Several interesting insights emerged from their presentations and discussions with audience members. From these, three especially important points stood out for me:
1. Ensuring EU citizens are e-skilled is essential to both competitiveness and employment. E-skills are essential to competitiveness, as most successful organizations today rely on ICT to both operate and innovate. E-skills are also essential for employment because emerging uses of ICT, such as cloud-based services, are lowering barriers for all size organizations – especially for SMEs – enabling more to develop new services and enter new markets. In addition, those with the right set of e-skills are in demand by large organizations and are able to start their own businesses. Andre gets this and explained how he and other are expanding EU efforts (that he pioneered) with regards to e-skills to skills for innovation (of which e-skills are a critical component).
2. Two general types of e-skilled professionals are emerging as essential: ICT experts – i.e., those who are experts in building, operating and maintaining specific technologies, including software and hardware; and Business-ICT experts – i.e., those who are experts in using ICT to enhance business processes and innovation. Both Jonathan and Richard provided important insights into what specific skills are key to making the most of cloud-based services. Their research and experience emphasized that to be competitive, organizations need access to both types of experts. This is consistent with research of mine on the expanding strategic roles of Europe’s most effective Chief Information Officers (as judged by their peers). Last year, I collaborated with CIOnet and developed a report profiling all the cool things Europe’s top CIOs were engaged in – from enhancing business processes to helping their organizations expand the boundaries of innovation. We surveyed 130 CIOs from 7 European countries on how they spend their time. The survey data show that CIOs and their IT Groups are engaged in several key activities beyond simply managing ICT services. Over the next 3 years, for example, more than a quarter of surveyed CIOs anticipated spending more time defining and managing enterprise-wide business processes. The report, with additional insights from the study, can be downloaded here. We are now collaborating on the 2nd edition of the report, profiling a new set of CIOs.
3. Ensuring a sufficient supply of and access to each type of e-skilled professional may require distinct policy approaches. Access to ICT experts does not necessarily mean the experts need to be located in the same country as the organization drawing on them. On the other hand, organizations are more likely to need a Business-ICT expert onsite to engage with non-ICT peers.
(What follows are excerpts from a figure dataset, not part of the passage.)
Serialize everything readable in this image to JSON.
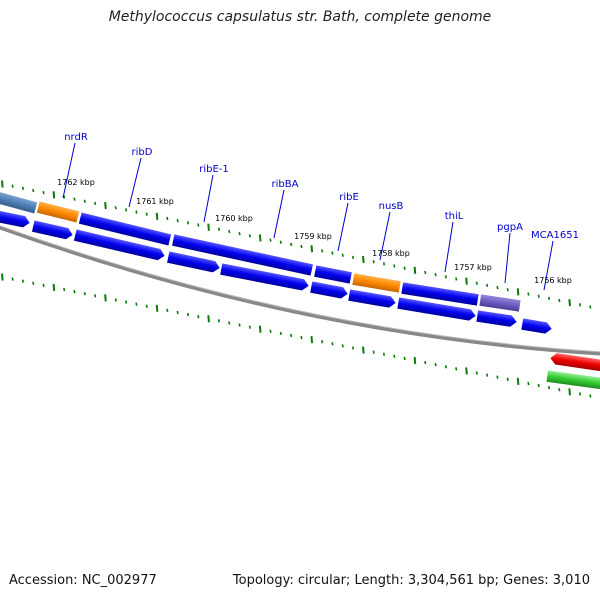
{
  "title": "Methylococcus capsulatus str. Bath, complete genome",
  "footer": {
    "accession": "Accession: NC_002977",
    "summary": "Topology: circular; Length: 3,304,561 bp; Genes: 3,010"
  },
  "colors": {
    "cds": "#0000ee",
    "rna": "#ff8800",
    "highlight": "#6e5cc0",
    "other": "#4f7fb6",
    "tick": "#0a7a0a",
    "backbone": "#888888",
    "label": "#0000cc",
    "red_feature": "#ee0000",
    "green_feature": "#33cc33"
  },
  "kbp_labels": [
    "1762 kbp",
    "1761 kbp",
    "1760 kbp",
    "1759 kbp",
    "1758 kbp",
    "1757 kbp",
    "1756 kbp"
  ],
  "gene_labels": [
    "nrdR",
    "ribD",
    "ribE-1",
    "ribBA",
    "ribE",
    "nusB",
    "thiL",
    "pgpA",
    "MCA1651"
  ]
}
These differences are critical, as each type requires very different approaches and involves a different set of stakeholder groups.
In short, the organizations that are succeeding in taking control of ICT services, such as cloud-based services, are doing so by drawing on two general types of e-skilled professionals: ICT experts and Business-ICT experts. If your organization is not relying on ICT professionals to enhance business processes or expand the way your organization innovates and engages with external customers, then it is not making the most of its investments in ICT and is losing out on critical opportunities for competitiveness. If your organization is keen to foster ICT professionals that work with non-ICT colleagues to manage ICT services, design and manage business processes, and strengthen relations with external customers, then please make sure to engage with local universities and governments to coordinate efforts at building the supply of and ensuring access to both types of e-skills professionals.